Die potenziellen Investoren müssen im ersten Schritt Angaben zu elf Punkten machen. Dabei sollen die Interessenten insbesondere nachweisen, dass sie Erfahrungen mit Logistik-M&A-Deals in dieser Größenordnung haben und über die entsprechenden finanziellen Mittel verfügen. Ferner müssen sie darlegen, welches Interesse sie an Schenker haben, und einen ersten Einblick in ihre Pläne für das DB-Logistikunternehmen geben, so sie den Zuschlag bekämen. Aus den Verkaufsunterlagen ist herauszulesen, dass ein Komplettverkauf weiterhin die präferierte Option ist, wenngleich ein Interesse an weniger als 100 Prozent der Anteile zum jetzigen Zeitpunkt noch kein K.-o.-Kriterium ist – also auch ein Teilverkauf nicht völlig ausgeschlossen wird.

Branchenbeobachter gehen davon aus, dass sich in dieser ersten Phase bis zu 25 Unternehmen aus der Deckung wagen. „Alle bisher genannten Kandidaten werden hier dabei sein“, ist ein Marktbeobachter überzeugt. Dazu zählen die Reedereien Maersk und MSC ebenso wie große Logistiker à la DSV, DHL und UPS. Ferner werden den arabischen Akteuren DP World und Abu Dhabi Ports Ambitionen nachgesagt. Zudem wollen die Finanzinvestoren Advent und Bain sowie gemeinsam Carlyle und CVC wohl ihr Interesse bekunden.

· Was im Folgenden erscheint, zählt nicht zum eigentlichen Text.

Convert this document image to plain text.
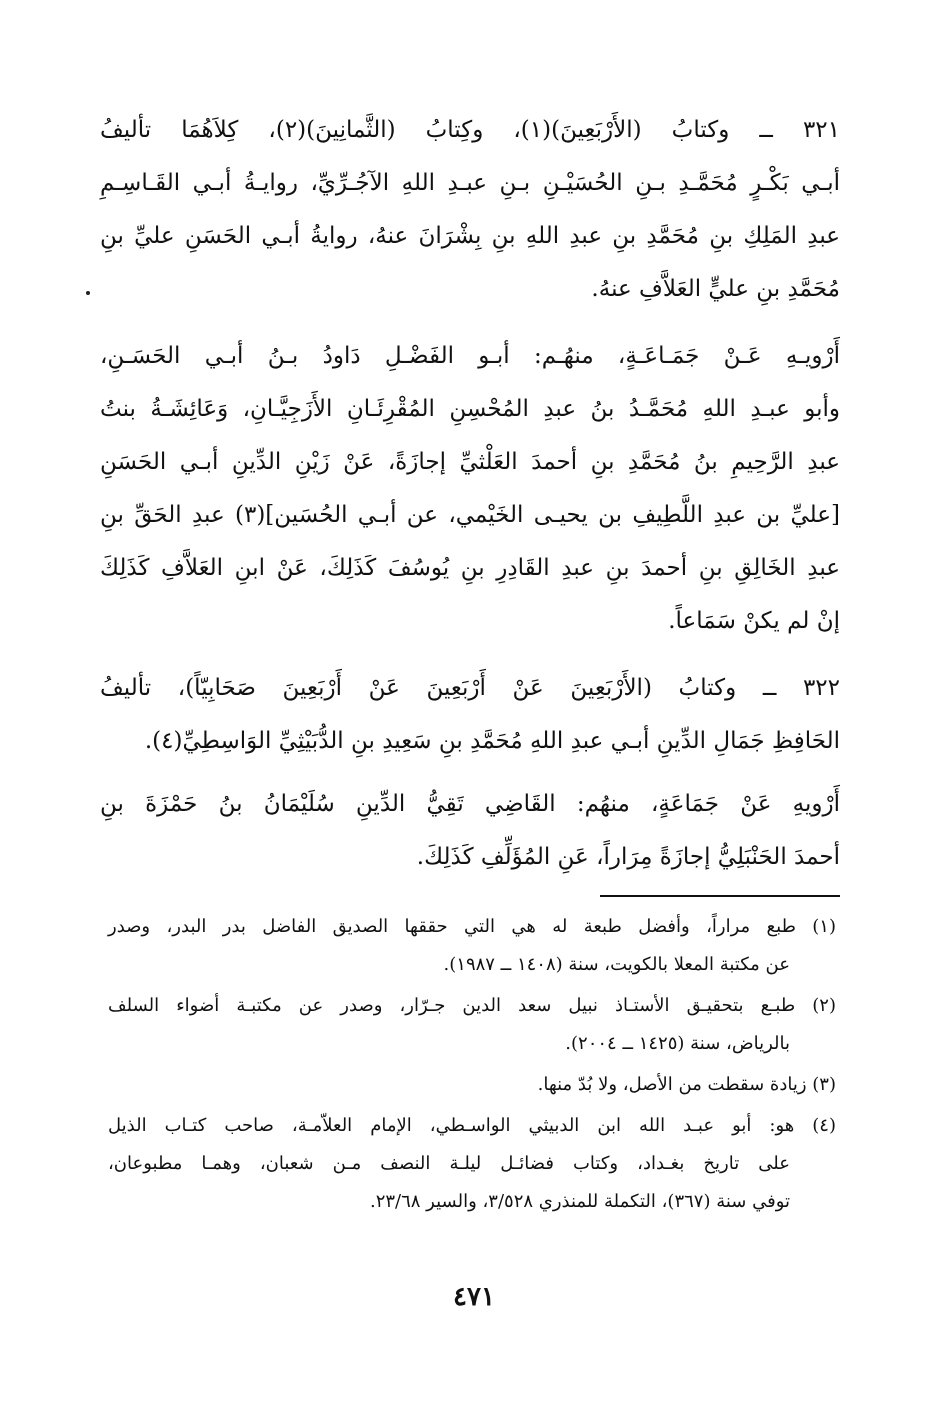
٣٢١ ــ وكتابُ (الأَرْبَعِينَ)(١)، وكِتابُ (الثَّمانِينَ)(٢)، كِلاَهُمَا تأليفُ
أبـي بَكْـرٍ مُحَمَّـدِ بـنِ الحُسَيْـنِ بـنِ عبـدِ اللهِ الآجُـرِّيِّ، روايـةُ أبـي القَـاسِـمِ
عبدِ المَلِكِ بنِ مُحَمَّدِ بنِ عبدِ اللهِ بنِ بِشْرَانَ عنهُ، روايةُ أبـي الحَسَنِ عليِّ بنِ
مُحَمَّدِ بنِ عليٍّ العَلاَّفِ عنهُ.
أَرْويـهِ عَـنْ جَمَـاعَـةٍ، منهُـم: أبـو الفَضْـلِ دَاودُ بـنُ أبـي الحَسَـنِ،
وأبو عبـدِ اللهِ مُحَمَّـدُ بنُ عبدِ المُحْسِنِ المُقْرِئَـانِ الأَزَجِيَّـانِ، وَعَائِشَـةُ بنتُ
عبدِ الرَّحِيمِ بنُ مُحَمَّدِ بنِ أحمدَ العَلْثيِّ إجازَةً، عَنْ زَيْنِ الدِّينِ أبـي الحَسَنِ
[عليِّ بن عبدِ اللَّطِيفِ بن يحيـى الخَيْمي، عن أبـي الحُسَين](٣) عبدِ الحَقِّ بنِ
عبدِ الخَالِقِ بنِ أحمدَ بنِ عبدِ القَادِرِ بنِ يُوسُفَ كَذَلِكَ، عَنْ ابنِ العَلاَّفِ كَذَلِكَ
إنْ لم يكنْ سَمَاعاً.
٣٢٢ ــ وكتابُ (الأَرْبَعِينَ عَنْ أَرْبَعِينَ عَنْ أَرْبَعِينَ صَحَابِيّاً)، تأليفُ
الحَافِظِ جَمَالِ الدِّينِ أبـي عبدِ اللهِ مُحَمَّدِ بنِ سَعِيدِ بنِ الدُّبَيْثِيِّ الوَاسِطِيِّ(٤).
أَرْويهِ عَنْ جَمَاعَةٍ، منهُم: القَاضِي تَقِيُّ الدِّينِ سُلَيْمَانُ بنُ حَمْزَةَ بنِ
أحمدَ الحَنْبَلِيُّ إجازَةً مِرَاراً، عَنِ المُؤَلِّفِ كَذَلِكَ.
(١) طبع مراراً، وأفضل طبعة له هي التي حققها الصديق الفاضل بدر البدر، وصدر
عن مكتبة المعلا بالكويت، سنة (١٤٠٨ ــ ١٩٨٧).
(٢) طبـع بتحقيـق الأستـاذ نبيل سعد الدين جـرّار، وصدر عن مكتبـة أضواء السلف
بالرياض، سنة (١٤٢٥ ــ ٢٠٠٤).
(٣) زيادة سقطت من الأصل، ولا بُدّ منها.
(٤) هو: أبو عبـد الله ابن الدبيثي الواسـطي، الإمام العلاّمـة، صاحب كتـاب الذيل
على تاريخ بغـداد، وكتاب فضائـل ليلـة النصف مـن شعبان، وهمـا مطبوعان،
توفي سنة (٣٦٧)، التكملة للمنذري ٣/٥٢٨، والسير ٢٣/٦٨.
٤٧١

Anschließend dürfte das Feld auf etwa fünf Anbieter zusammenschrumpfen, mit denen dann weitere Verhandlungen geführt werden und die dann auch Gebote abgeben. In Finanzkreisen wird dabei von einer realistischen Bewertung von 12 Milliarden Euro gesprochen. Aus Sicht des Verkäufers ist bei der Auswahl des engeren Kandidatenkreises dann neben der finanziellen Leistungsfähigkeit auch wichtig, dass gewisse Compliance-Vorgaben eingehalten werden und dass die Interessenten die Freigabe durch die relevanten Wettbewerbsbehörden und nach dem Außenwirtschaftsgesetz erhalten würden. Letzteres dürfte vor allem bei Bietern von außerhalb der EU zum Tragen kommen.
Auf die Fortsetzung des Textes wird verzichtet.